THE SOUTHERN RETREAT
II. THE NORTHERN SPY
III. THE FLOODED RIVER
IV. A HERALD TO LEE
V. THE DANGEROUS ROAD
VI. TESTS OF COURAGE
VII. IN THE WAGON
VIII. THE CROSSING
IX. IN SOCIETY
X. THE MISSING PAPER
XI. A VAIN PURSUIT
XII. IN WINTER QUARTERS
XIII. THE COMING OF GRANT
XIV. THE GHOSTLY RIDE
XV. THE WILDERNESS
XVI. SPOTTSYLVANIA


THE SHADES OF THE WILDERNESS

CHAPTER I
THE SOUTHERN RETREAT

A train of wagons and men wound slowly over the hills in the darkness and
rain toward the South.

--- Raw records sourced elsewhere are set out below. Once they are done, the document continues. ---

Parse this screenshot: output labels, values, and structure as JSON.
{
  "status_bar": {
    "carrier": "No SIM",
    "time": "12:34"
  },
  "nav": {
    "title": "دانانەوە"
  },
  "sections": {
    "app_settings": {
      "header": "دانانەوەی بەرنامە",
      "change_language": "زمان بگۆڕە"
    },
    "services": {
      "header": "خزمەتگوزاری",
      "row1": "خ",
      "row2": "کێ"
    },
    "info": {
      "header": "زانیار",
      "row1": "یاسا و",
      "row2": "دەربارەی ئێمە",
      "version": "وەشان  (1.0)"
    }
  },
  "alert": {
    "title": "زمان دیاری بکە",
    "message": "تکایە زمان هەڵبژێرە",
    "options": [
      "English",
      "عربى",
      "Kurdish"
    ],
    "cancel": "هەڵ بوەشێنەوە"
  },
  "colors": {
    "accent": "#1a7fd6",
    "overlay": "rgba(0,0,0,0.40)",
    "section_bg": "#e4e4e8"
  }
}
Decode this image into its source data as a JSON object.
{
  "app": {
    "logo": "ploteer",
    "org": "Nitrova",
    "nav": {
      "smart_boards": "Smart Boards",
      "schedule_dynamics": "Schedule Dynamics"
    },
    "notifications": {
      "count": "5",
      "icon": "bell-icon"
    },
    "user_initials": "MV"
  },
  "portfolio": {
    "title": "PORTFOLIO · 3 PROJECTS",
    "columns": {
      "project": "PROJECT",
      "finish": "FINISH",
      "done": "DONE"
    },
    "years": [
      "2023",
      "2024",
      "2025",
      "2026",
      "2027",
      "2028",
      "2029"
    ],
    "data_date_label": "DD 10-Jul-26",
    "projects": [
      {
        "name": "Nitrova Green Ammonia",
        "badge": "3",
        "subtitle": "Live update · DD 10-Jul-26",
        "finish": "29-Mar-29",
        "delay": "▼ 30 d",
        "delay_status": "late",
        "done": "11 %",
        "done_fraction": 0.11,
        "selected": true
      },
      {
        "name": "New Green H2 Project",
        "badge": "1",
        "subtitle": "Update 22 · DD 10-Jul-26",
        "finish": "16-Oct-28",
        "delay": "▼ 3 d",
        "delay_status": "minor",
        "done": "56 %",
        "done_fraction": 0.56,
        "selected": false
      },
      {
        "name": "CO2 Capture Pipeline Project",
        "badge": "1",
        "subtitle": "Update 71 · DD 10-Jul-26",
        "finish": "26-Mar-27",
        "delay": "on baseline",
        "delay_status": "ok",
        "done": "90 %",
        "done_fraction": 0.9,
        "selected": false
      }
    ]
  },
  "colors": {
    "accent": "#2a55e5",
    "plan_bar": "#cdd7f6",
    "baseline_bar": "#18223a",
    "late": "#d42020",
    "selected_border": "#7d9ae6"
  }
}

In the wagons lay fourteen or fifteen thousand
wounded soldiers, but they made little noise, as the wheels sank suddenly
in the mud or bumped over stones. Although the vast majority of them
were young, boys or not much more, they had learned to be masters of
themselves, and they suffered in silence, save when some one, lost in
fever, uttered a groan.
But the chief sound was a blended note made by the turning of wheels,
and the hoofs of horses sinking in the soft earth. The officers gave
but few orders, and the cavalrymen who rode on either flank looked
solicitously into the wagons now and then to see how their wounded
friends fared, though they seldom spoke.